Proprio i Convegni rappresentano il lascito più alto di La Pira, la prova di una lungimiranza politica e diplomatica che trova nel Vaticano un ispiratore e un alleato. “In una lettera a Montini, descrivendo i convegni, dirà che essi rappresentano l’infinito valore della persona umana e la vocazione eterna che la definisce – prosegue il curatore – Vengono riuniti rappresentanti diplomatici di Paesi europei ed extraeuropei, che si interrogano su come perseguire questi ideali di pace e di civiltà cristiana. Un’iniziativa diplomatica la cui fitta rete viene tessuta grazie al continuo intervento di Montini, che in quel momento è pro-Segretario di Stato”.
Un rapporto intenso, insomma, quello tra il futuro pontefice e il politico, che tuttavia non rinuncerà mai alla propria onestà intellettuale. Come dimostra un episodio del 1957: “Il Vaticano si è irrigidito sui Convegni, perché il sindaco di Firenze ha concesso il Salone dei Cinquecento di Palazzo Vecchio per le onoranze funebri del socialista Calamandrei – racconta Bonura – Montini, che vorrebbe intercedere presso Pio XII, chiede una spiegazione. La Pira risponde in modo semplice e disarmante, fornendo prova di grande coerenza, dicendo che stimava umanamente Calamandrei che era stato peraltro suo professore universitario. Non si piega quindi alla reprimenda del Vaticano, mostrando una coerenza morale che va oltre il suo stesso schieramento. Che del resto gli andò sempre stretto, fino a portarlo alle sue dimissioni da sindaco”.

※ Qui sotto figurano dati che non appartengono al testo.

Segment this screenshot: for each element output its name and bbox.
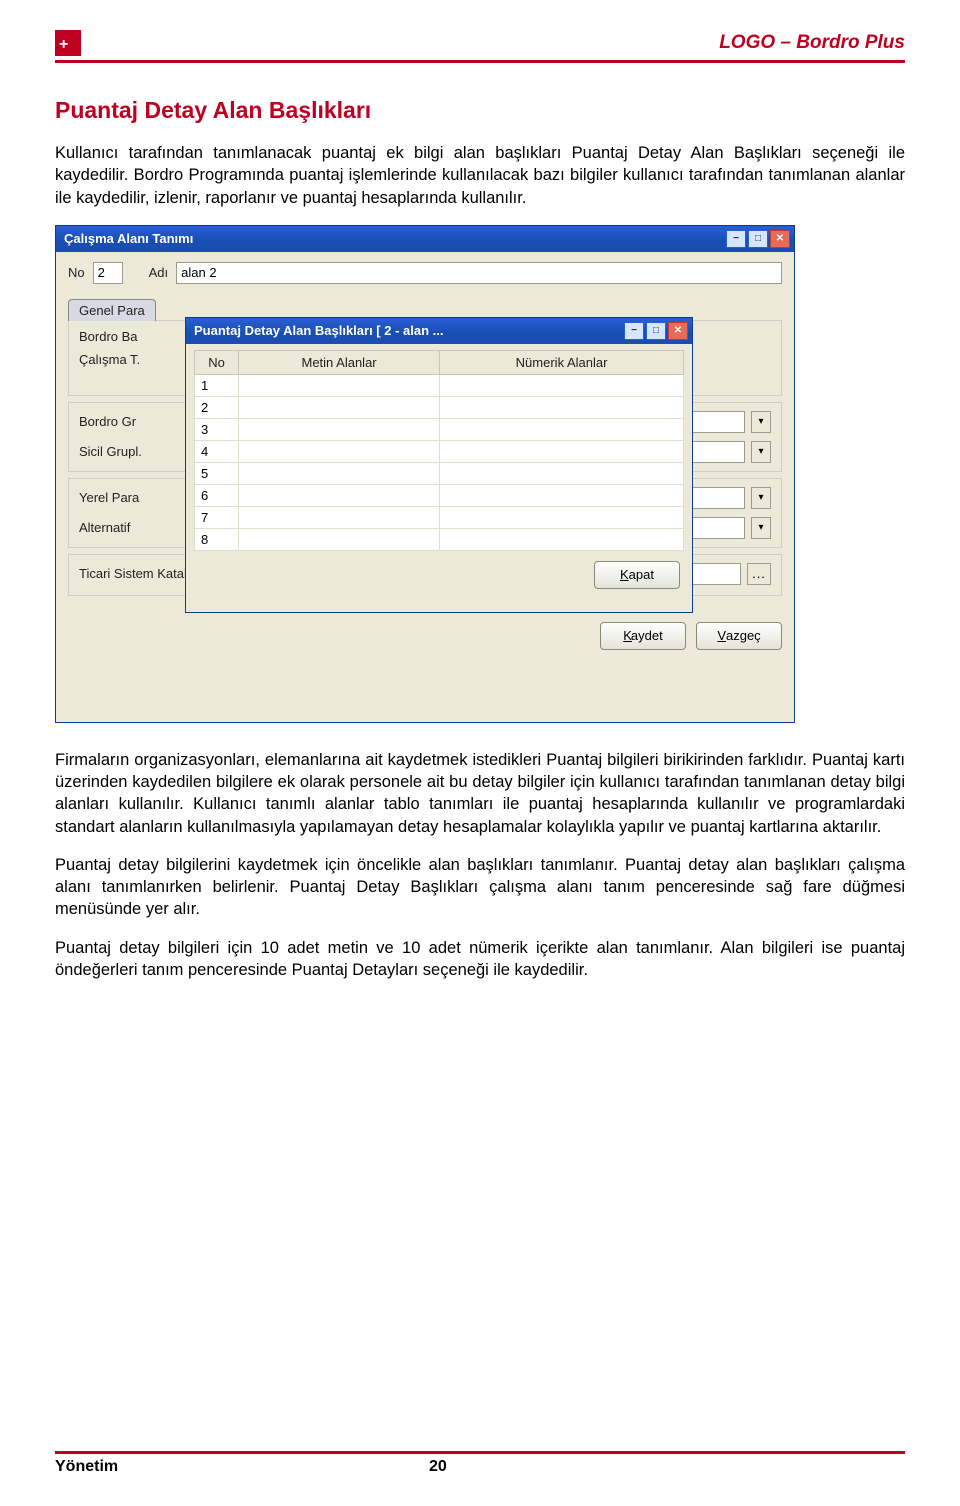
no-label: No (68, 265, 85, 280)
no-field[interactable]: 2 (93, 262, 123, 284)
label-calisma-t: Çalışma T. (79, 352, 199, 367)
table-row: 7 (195, 506, 684, 528)
footer-section: Yönetim (55, 1458, 118, 1476)
col-no: No (195, 350, 239, 374)
minimize-icon[interactable]: − (624, 322, 644, 340)
table-row: 1 (195, 374, 684, 396)
minimize-icon[interactable]: − (726, 230, 746, 248)
label-bordro-ba: Bordro Ba (79, 329, 199, 344)
logo-icon: + (55, 30, 81, 56)
title-bg: Çalışma Alanı Tanımı (64, 231, 726, 246)
body-paragraph-3: Puantaj detay bilgilerini kaydetmek için… (55, 854, 905, 921)
tab-genel-para[interactable]: Genel Para (68, 299, 156, 321)
kaydet-button[interactable]: Kaydet (600, 622, 686, 650)
adi-field[interactable]: alan 2 (176, 262, 782, 284)
intro-paragraph-1: Kullanıcı tarafından tanımlanacak puanta… (55, 142, 905, 209)
chevron-down-icon[interactable]: ▾ (751, 441, 771, 463)
table-row: 3 (195, 418, 684, 440)
title-modal: Puantaj Detay Alan Başlıkları [ 2 - alan… (194, 323, 624, 338)
vazgec-button[interactable]: Vazgeç (696, 622, 782, 650)
page-number: 20 (429, 1458, 447, 1476)
section-title: Puantaj Detay Alan Başlıkları (55, 97, 905, 124)
col-metin: Metin Alanlar (239, 350, 440, 374)
col-numerik: Nümerik Alanlar (440, 350, 684, 374)
table-row: 4 (195, 440, 684, 462)
product-name: LOGO – Bordro Plus (719, 32, 905, 54)
label-sicil-grupl: Sicil Grupl. (79, 444, 199, 459)
label-alternatif: Alternatif (79, 520, 199, 535)
chevron-down-icon[interactable]: ▾ (751, 487, 771, 509)
chevron-down-icon[interactable]: ▾ (751, 517, 771, 539)
close-icon[interactable]: ✕ (770, 230, 790, 248)
body-paragraph-4: Puantaj detay bilgileri için 10 adet met… (55, 937, 905, 982)
window-modal: Puantaj Detay Alan Başlıkları [ 2 - alan… (185, 317, 693, 613)
table-row: 5 (195, 462, 684, 484)
label-bordro-gr: Bordro Gr (79, 414, 199, 429)
table-row: 2 (195, 396, 684, 418)
table-row: 8 (195, 528, 684, 550)
grid-table[interactable]: No Metin Alanlar Nümerik Alanlar 1 2 3 4… (194, 350, 684, 551)
body-paragraph-2: Firmaların organizasyonları, elemanların… (55, 749, 905, 838)
page-footer: Yönetim 20 (55, 1451, 905, 1476)
kapat-button[interactable]: Kapat (594, 561, 680, 589)
page-header: + LOGO – Bordro Plus (55, 30, 905, 63)
maximize-icon[interactable]: □ (748, 230, 768, 248)
adi-label: Adı (149, 265, 169, 280)
label-yerel-para: Yerel Para (79, 490, 199, 505)
table-row: 6 (195, 484, 684, 506)
screenshot-block: Çalışma Alanı Tanımı − □ ✕ No 2 Adı alan… (55, 225, 795, 725)
titlebar-modal: Puantaj Detay Alan Başlıkları [ 2 - alan… (186, 318, 692, 344)
chevron-down-icon[interactable]: ▾ (751, 411, 771, 433)
ellipsis-icon[interactable]: ... (747, 563, 771, 585)
close-icon[interactable]: ✕ (668, 322, 688, 340)
maximize-icon[interactable]: □ (646, 322, 666, 340)
titlebar-bg: Çalışma Alanı Tanımı − □ ✕ (56, 226, 794, 252)
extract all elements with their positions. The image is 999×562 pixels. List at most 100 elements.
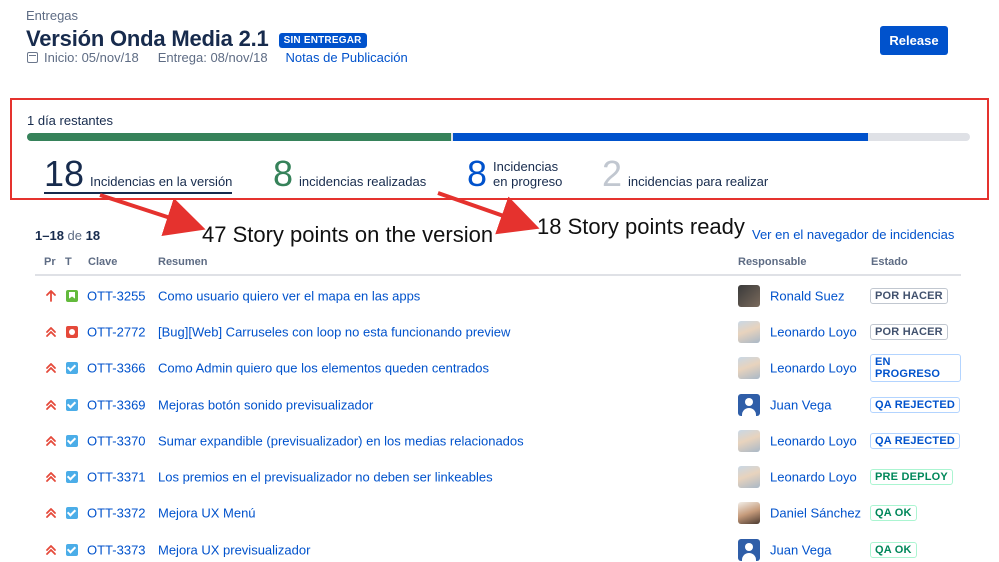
release-button[interactable]: Release	[880, 26, 948, 55]
issue-key-link[interactable]: OTT-3369	[87, 397, 146, 412]
highest-priority-icon	[46, 472, 56, 483]
task-type-icon	[66, 543, 78, 556]
version-dates: Inicio: 05/nov/18 Entrega: 08/nov/18 Not…	[27, 50, 408, 65]
issue-key-link[interactable]: OTT-3373	[87, 542, 146, 557]
issue-summary-link[interactable]: Como usuario quiero ver el mapa en las a…	[158, 288, 420, 303]
task-type-icon	[66, 434, 78, 447]
issue-summary-link[interactable]: [Bug][Web] Carruseles con loop no esta f…	[158, 324, 510, 339]
assignee-link[interactable]: Ronald Suez	[770, 288, 844, 303]
stat-done-issues[interactable]: 8 incidencias realizadas	[273, 156, 426, 192]
issue-summary-link[interactable]: Como Admin quiero que los elementos qued…	[158, 361, 489, 376]
issue-summary-link[interactable]: Sumar expandible (previsualizador) en lo…	[158, 433, 524, 448]
avatar	[738, 357, 760, 380]
issue-summary-link[interactable]: Mejora UX previsualizador	[158, 542, 310, 557]
issue-summary-link[interactable]: Mejoras botón sonido previsualizador	[158, 397, 373, 412]
release-date: Entrega: 08/nov/18	[157, 50, 268, 65]
column-key: Clave	[88, 256, 118, 268]
stat-total-label: Incidencias en la versión	[90, 174, 233, 189]
issue-key-link[interactable]: OTT-3370	[87, 433, 146, 448]
issue-range: 1–18	[35, 228, 64, 243]
status-badge: QA REJECTED	[870, 396, 961, 413]
avatar	[738, 502, 760, 525]
issue-summary-link[interactable]: Mejora UX Menú	[158, 506, 256, 521]
stat-done-label: incidencias realizadas	[299, 174, 427, 189]
release-notes-link[interactable]: Notas de Publicación	[286, 50, 408, 65]
status-badge: POR HACER	[870, 287, 948, 304]
table-row[interactable]: OTT-3372 Mejora UX Menú Daniel Sánchez QA O…	[35, 496, 961, 533]
issue-key-link[interactable]: OTT-3372	[87, 506, 146, 521]
table-row[interactable]: OTT-3255 Como usuario quiero ver el mapa …	[35, 278, 961, 315]
issue-count-of: de	[67, 228, 83, 243]
stat-todo-count: 2	[602, 153, 623, 194]
column-priority: Pr	[44, 256, 56, 268]
breadcrumb[interactable]: Entregas	[26, 8, 78, 23]
stat-todo-issues[interactable]: 2 incidencias para realizar	[602, 156, 768, 192]
status-badge: QA REJECTED	[870, 432, 961, 449]
task-type-icon	[66, 362, 78, 375]
column-type: T	[65, 256, 72, 268]
stat-todo-label: incidencias para realizar	[628, 174, 769, 189]
annotation-story-points-ready: 18 Story points ready	[537, 214, 745, 239]
assignee-link[interactable]: Juan Vega	[770, 397, 831, 412]
stat-in-progress-label: Incidencias en progreso	[493, 159, 562, 189]
highest-priority-icon	[46, 363, 56, 374]
table-row[interactable]: OTT-3371 Los premios en el previsualizado…	[35, 459, 961, 496]
view-in-issue-navigator-link[interactable]: Ver en el navegador de incidencias	[752, 227, 954, 242]
table-row[interactable]: OTT-3366 Como Admin quiero que los elemen…	[35, 351, 961, 387]
avatar	[738, 538, 760, 561]
calendar-icon	[27, 52, 38, 63]
issue-key-link[interactable]: OTT-2772	[87, 324, 146, 339]
table-row[interactable]: OTT-3373 Mejora UX previsualizador Juan Ve…	[35, 532, 961, 562]
task-type-icon	[66, 507, 78, 520]
issue-total: 18	[85, 228, 101, 243]
status-badge: QA OK	[870, 541, 917, 558]
bug-type-icon	[66, 325, 78, 338]
stat-in-progress-label-line2: en progreso	[493, 174, 563, 189]
assignee-link[interactable]: Daniel Sánchez	[770, 506, 861, 521]
status-badge: SIN ENTREGAR	[278, 32, 367, 48]
start-date: Inicio: 05/nov/18	[44, 50, 139, 65]
assignee-link[interactable]: Leonardo Loyo	[770, 433, 857, 448]
page-title: Versión Onda Media 2.1	[26, 26, 269, 51]
assignee-link[interactable]: Juan Vega	[770, 542, 831, 557]
assignee-link[interactable]: Leonardo Loyo	[770, 324, 857, 339]
highest-priority-icon	[46, 327, 56, 337]
table-row[interactable]: OTT-3370 Sumar expandible (previsualizado…	[35, 423, 961, 460]
story-type-icon	[66, 289, 78, 302]
avatar	[738, 429, 760, 452]
issue-key-link[interactable]: OTT-3366	[87, 361, 146, 376]
table-row[interactable]: OTT-2772 [Bug][Web] Carruseles con loop n…	[35, 314, 961, 351]
status-badge: EN PROGRESO	[870, 354, 961, 383]
issue-key-link[interactable]: OTT-3255	[87, 288, 146, 303]
stat-in-progress-issues[interactable]: 8 Incidencias en progreso	[467, 156, 562, 192]
stat-in-progress-count: 8	[467, 153, 488, 194]
assignee-link[interactable]: Leonardo Loyo	[770, 470, 857, 485]
task-type-icon	[66, 398, 78, 411]
high-priority-icon	[46, 289, 56, 302]
column-status: Estado	[871, 256, 908, 268]
version-header: Versión Onda Media 2.1 SIN ENTREGAR	[26, 26, 367, 52]
status-badge: PRE DEPLOY	[870, 469, 953, 486]
stat-total-count: 18	[44, 153, 85, 194]
status-badge: QA OK	[870, 505, 917, 522]
assignee-link[interactable]: Leonardo Loyo	[770, 361, 857, 376]
issue-summary-link[interactable]: Los premios en el previsualizador no deb…	[158, 470, 493, 485]
version-progress-bar	[27, 133, 970, 141]
highest-priority-icon	[46, 544, 56, 555]
avatar	[738, 320, 760, 343]
avatar	[738, 466, 760, 489]
stat-done-count: 8	[273, 153, 294, 194]
column-summary: Resumen	[158, 256, 208, 268]
highest-priority-icon	[46, 435, 56, 446]
stat-in-progress-label-line1: Incidencias	[493, 159, 559, 174]
column-assignee: Responsable	[738, 256, 807, 268]
issue-key-link[interactable]: OTT-3371	[87, 470, 146, 485]
avatar	[738, 284, 760, 307]
issue-table-header: Pr T Clave Resumen Responsable Estado	[35, 252, 961, 276]
stat-total-issues[interactable]: 18 Incidencias en la versión	[44, 153, 233, 194]
issue-table-body: OTT-3255 Como usuario quiero ver el mapa …	[35, 278, 961, 562]
highest-priority-icon	[46, 399, 56, 410]
issue-count: 1–18 de 18	[35, 228, 100, 243]
table-row[interactable]: OTT-3369 Mejoras botón sonido previsualiz…	[35, 387, 961, 424]
days-remaining: 1 día restantes	[27, 113, 113, 128]
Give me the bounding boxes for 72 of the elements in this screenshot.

Un documento prezioso, insomma, questo carteggio. Che mostra le affinità e le distanze tra i due grandi personaggi, sin dalla scrittura: ordinata e geometrica quella del presule, agitata e urgente quella del politico (quest’ultimo assistito da una segretaria, Giovanna Antinesca Rabissi Tilli, le cui trascrizioni sono state preziose per i curatori). Ma sopratutto due uomini profondamente attraversati dalla Fede. “Tra La Pira e Montini  c’è un continuo richiamo alla Madonna, allo Spirito Santo, alla spiritualità cristiana. Anche quando assume posizioni non in linea con i vertici vaticani, per lui resta fondamentale restare all’interno della Chiesa, perché sente profondamente di appartenerle”.